Según reportan varios medios internacionales, Carradine habría decidido quitarse la vida tras una dura batalla de décadas con su salud mental.
“En un mundo que puede parecer tan oscuro, Bobby siempre fue un faro de luz para quienes lo rodeaban. Estamos desconsolados por la pérdida de esta hermosa alma y queremos reconocer la valiente lucha de Bobby durante casi dos décadas contra el trastorno bipolar”, escribió la familia en un comunicado.
“Esperamos que su experiencia pueda arrojar luz y animar a abordar el estigma asociado con las enfermedades mentales”, concluye el texto.
Su hermano mayor, Keith Carradine, ha explicado al medio estadounidense que Robert “luchó durante dos décadas contra el trastorno bipolar, que finalmente lo venció”.
“No hay nada de qué avergonzarse.

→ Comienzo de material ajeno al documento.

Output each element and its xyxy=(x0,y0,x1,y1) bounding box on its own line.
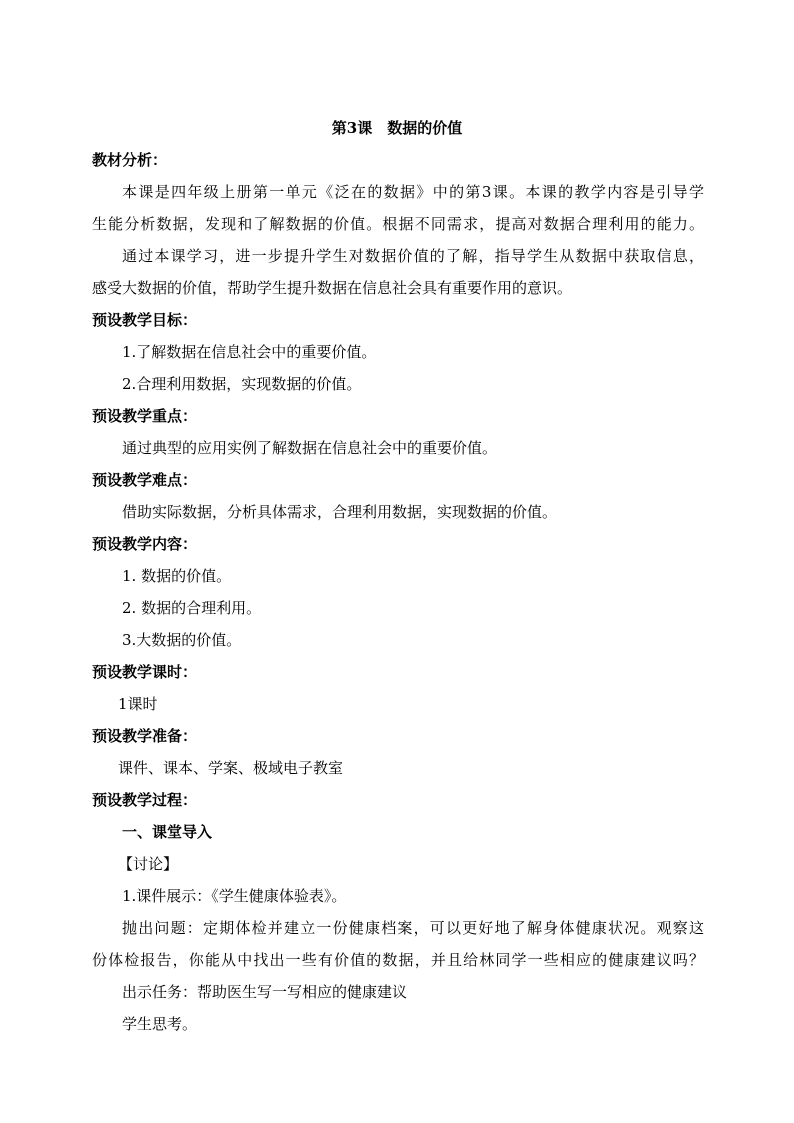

Fue una enfermedad que lo venció, y quiero celebrar su lucha contra ella y celebrar su hermosa alma. Tenía un don inmenso y lo extrañaremos cada día. Nos consolará lo gracioso que podía ser, lo sabio, comprensivo y tolerante que era. Así era mi hermano pequeño”, dijo.
Busque ayuda: Si usted o alguna persona conocida ha considerado el suicidio, llame para asistencia al 9-1-1. Para niños, niñas y adolescentes está también disponible la línea 1147 y las adolescentes madres y sus familiares pueden recurrir al 800-2262626.
¿Quién fue Robert Carradine?
Nacido el 24 de marzo de 1954, Carradine era el hijo menor del actor John Carradine y hermano de los actores David Carradine y Keith Carradine. Fue conocido por el gran público con el personaje de Sam McGuire, el padre de la serie Lizzie McGuire, protagonizada por Hilary Duff.
Debutó en la gran pantalla en 1972 junto a John Wayne en The Cowboys, un papel para el que su hermano David le animó y le convenció para acudir a la audición diciéndole que “tenía todo que ganar y nada que perder”.
Posteriormente, apareció en la película ganadora del Oscar Coming Home (El regreso, 1978), dirigida por Hal Ashby y junto a Jane Fonda y Jon Voight. A esta actuación le siguió un papel menor en Mean Streets (Malas calles) de Martin Scorsese en 1973.
El actor también participó en el western The Long Riders (Forajidos de leyenda, 1980) y el film Revenge of the Nerds (La revancha de los novatos, 1984).